The coefficients of determination (r squared) between the three sources, at the smoothed province-level data, are high:

    CSO CDC ORL
CSO   ----- 91.4% 89.6%
CDC     ----- 86.3%
ORL       -----

The fact that CDC and ORL achieve higher correlations with CSO than with each other gives some small credence to CSO as the best of the three measures.

At the district level, there are some wild fluctuations among sources and a number of closer fits for two sets and occasionally for all three sets (where reporting units are equal). This lends some credence to the diverse methods involved in deriving the resulting estimates. All estimates converge on a total population inside the borders of about 21 million. All estimates may be too high, even if the 1979 CSO base is correct, because of the unsustainably high growth rates employed. (The author, despite his own warnings of number inflation, has used the same high rates of 2.2% as indicated in the 1974 demographic survey and 2.4% from 1979 to 1990 and beyond as calculated by outside demographers. In retrospect, the 2.4% figure is too high and compounded for a number of years, results in over estimation. CSO uses 1.92%. Even this may overestimate current population inside the boundaries. IDPs and refugees add an additional layer of complication. True nomads, with no fixed part-time residence, are consistently over estimated.)

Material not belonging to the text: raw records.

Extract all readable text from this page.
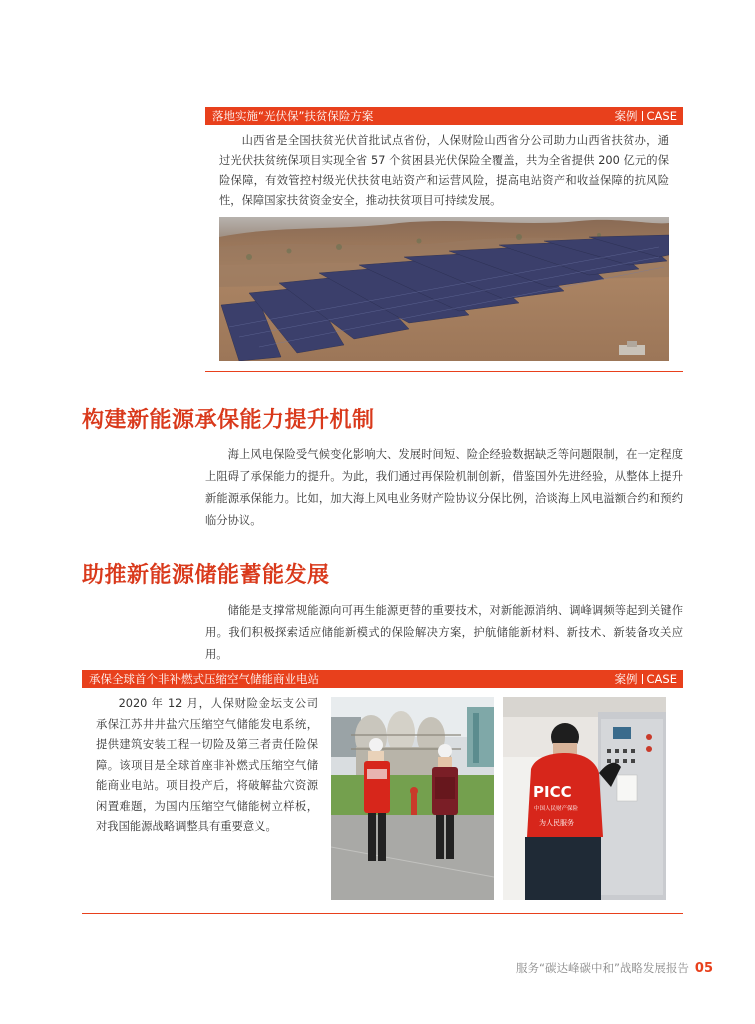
落地实施“光伏保”扶贫保险方案	案例 CASE
山西省是全国扶贫光伏首批试点省份，人保财险山西省分公司助力山西省扶贫办，通过光伏扶贫统保项目实现全省 57 个贫困县光伏保险全覆盖，共为全省提供 200 亿元的保险保障，有效管控村级光伏扶贫电站资产和运营风险，提高电站资产和收益保障的抗风险性，保障国家扶贫资金安全，推动扶贫项目可持续发展。
构建新能源承保能力提升机制
海上风电保险受气候变化影响大、发展时间短、险企经验数据缺乏等问题限制，在一定程度上阻碍了承保能力的提升。为此，我们通过再保险机制创新，借鉴国外先进经验，从整体上提升新能源承保能力。比如，加大海上风电业务财产险协议分保比例，洽谈海上风电溢额合约和预约临分协议。
助推新能源储能蓄能发展
储能是支撑常规能源向可再生能源更替的重要技术，对新能源消纳、调峰调频等起到关键作用。我们积极探索适应储能新模式的保险解决方案，护航储能新材料、新技术、新装备攻关应用。
承保全球首个非补燃式压缩空气储能商业电站	案例 CASE
2020 年 12 月，人保财险金坛支公司承保江苏井井盐穴压缩空气储能发电系统，提供建筑安装工程一切险及第三者责任险保障。该项目是全球首座非补燃式压缩空气储能商业电站。项目投产后，将破解盐穴资源闲置难题，为国内压缩空气储能树立样板，对我国能源战略调整具有重要意义。
PICC
中国人民财产保险
为人民服务
服务“碳达峰碳中和”战略发展报告 05
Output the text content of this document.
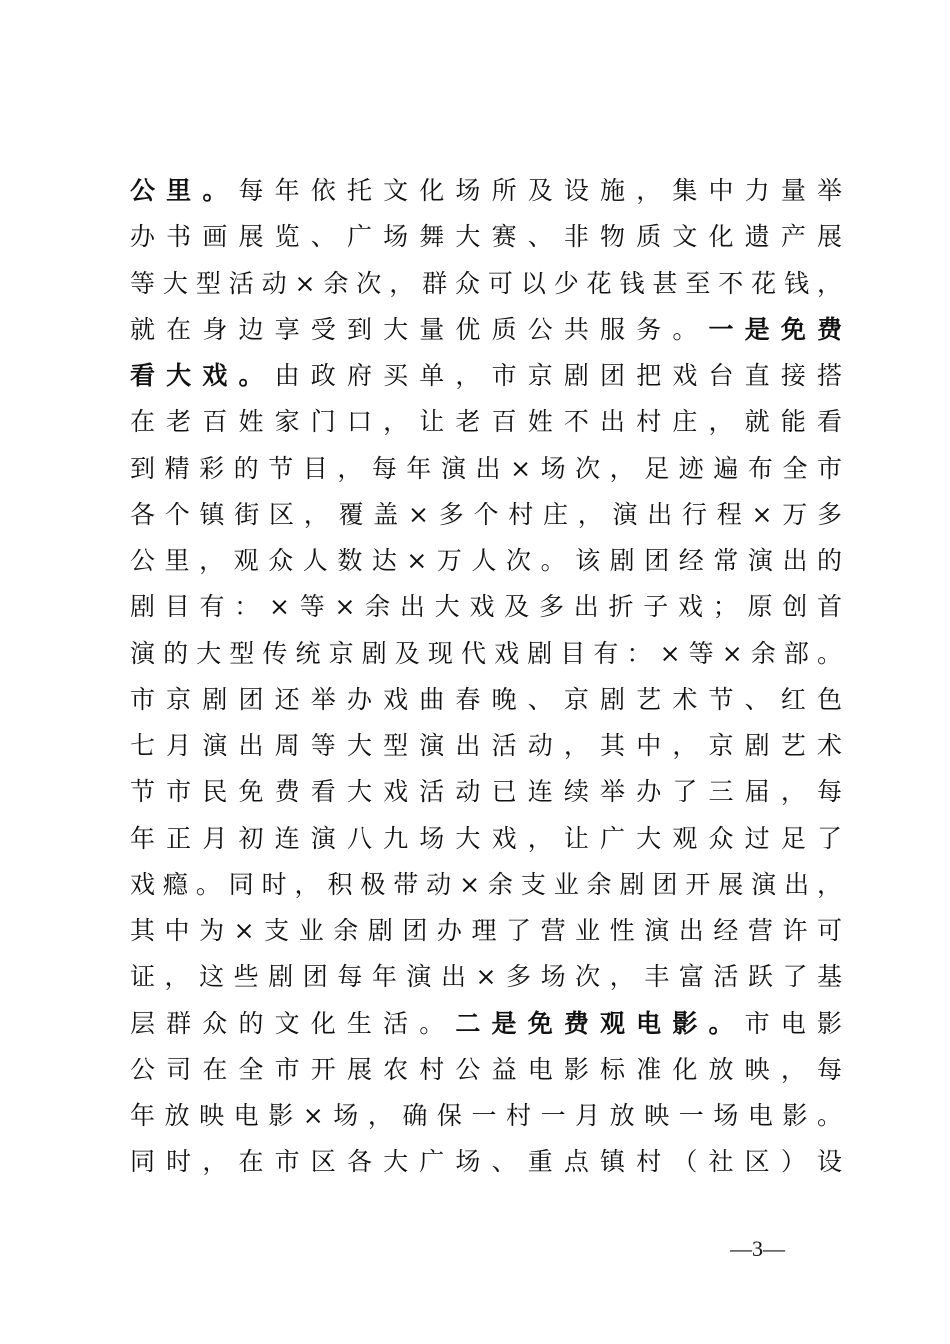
公里。每年依托文化场所及设施，集中力量举
办书画展览、广场舞大赛、非物质文化遗产展
等大型活动×余次，群众可以少花钱甚至不花钱，
就在身边享受到大量优质公共服务。一是免费
看大戏。由政府买单，市京剧团把戏台直接搭
在老百姓家门口，让老百姓不出村庄，就能看
到精彩的节目，每年演出×场次，足迹遍布全市
各个镇街区，覆盖×多个村庄，演出行程×万多
公里，观众人数达×万人次。该剧团经常演出的
剧目有：×等×余出大戏及多出折子戏；原创首
演的大型传统京剧及现代戏剧目有：×等×余部。
市京剧团还举办戏曲春晚、京剧艺术节、红色
七月演出周等大型演出活动，其中，京剧艺术
节市民免费看大戏活动已连续举办了三届，每
年正月初连演八九场大戏，让广大观众过足了
戏瘾。同时，积极带动×余支业余剧团开展演出，
其中为×支业余剧团办理了营业性演出经营许可
证，这些剧团每年演出×多场次，丰富活跃了基
层群众的文化生活。二是免费观电影。市电影
公司在全市开展农村公益电影标准化放映，每
年放映电影×场，确保一村一月放映一场电影。
同时，在市区各大广场、重点镇村（社区）设
—3—
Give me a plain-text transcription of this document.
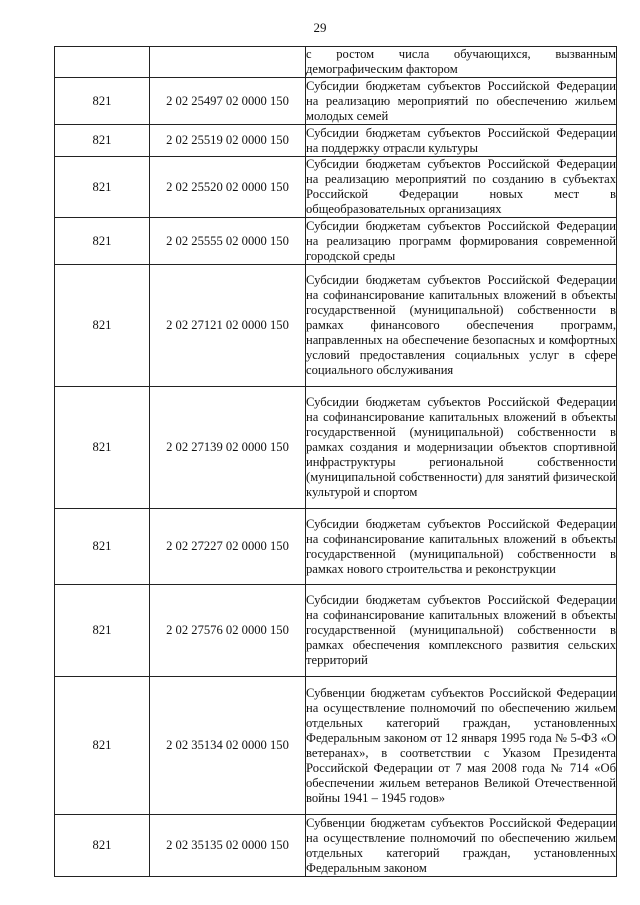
29
		с ростом числа обучающихся, вызванным демографическим фактором
821	2 02 25497 02 0000 150	Субсидии бюджетам субъектов Российской Федерации на реализацию мероприятий по обеспечению жильем молодых семей
821	2 02 25519 02 0000 150	Субсидии бюджетам субъектов Российской Федерации на поддержку отрасли культуры
821	2 02 25520 02 0000 150	Субсидии бюджетам субъектов Российской Федерации на реализацию мероприятий по созданию в субъектах Российской Федерации новых мест в общеобразовательных организациях
821	2 02 25555 02 0000 150	Субсидии бюджетам субъектов Российской Федерации на реализацию программ формирования современной городской среды
821	2 02 27121 02 0000 150	Субсидии бюджетам субъектов Российской Федерации на софинансирование капитальных вложений в объекты государственной (муниципальной) собственности в рамках финансового обеспечения программ, направленных на обеспечение безопасных и комфортных условий предоставления социальных услуг в сфере социального обслуживания
821	2 02 27139 02 0000 150	Субсидии бюджетам субъектов Российской Федерации на софинансирование капитальных вложений в объекты государственной (муниципальной) собственности в рамках создания и модернизации объектов спортивной инфраструктуры региональной собственности (муниципальной собственности) для занятий физической культурой и спортом
821	2 02 27227 02 0000 150	Субсидии бюджетам субъектов Российской Федерации на софинансирование капитальных вложений в объекты государственной (муниципальной) собственности в рамках нового строительства и реконструкции
821	2 02 27576 02 0000 150	Субсидии бюджетам субъектов Российской Федерации на софинансирование капитальных вложений в объекты государственной (муниципальной) собственности в рамках обеспечения комплексного развития сельских территорий
821	2 02 35134 02 0000 150	Субвенции бюджетам субъектов Российской Федерации на осуществление полномочий по обеспечению жильем отдельных категорий граждан, установленных Федеральным законом от 12 января 1995 года № 5-ФЗ «О ветеранах», в соответствии с Указом Президента Российской Федерации от 7 мая 2008 года № 714 «Об обеспечении жильем ветеранов Великой Отечественной войны 1941 – 1945 годов»
821	2 02 35135 02 0000 150	Субвенции бюджетам субъектов Российской Федерации на осуществление полномочий по обеспечению жильем отдельных категорий граждан, установленных Федеральным законом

The CDC's assumptions of complete infant coverage may be questionable, and it seems immunizations may have been recorded where they were administered rather than where the child lived. ORL may underestimate urban populations (little agricultural land and few lights). CDC data has indirect evidence of border crossing from Pakistan. ORL data suggests some population padding in small districts as indicated by high density figures. Large populations in the small (in area) districts and high population densities in some border areas may indicate a combination of insufficient agricultural land to support the estimated populations, or population estimates being too high. The "fit" of different estimates seems slightly better in the north, except for a proliferation of new districts in Badakshan and Takhar.

Overall, fair registration and election systems will have to be designed around the apparent population data flaws. A potential fall-back position would be to rely on the 1979 figures, which are proportionally correct and represent the distribution of population before the disturbances of the last 23 years. This could easily be added to the data set.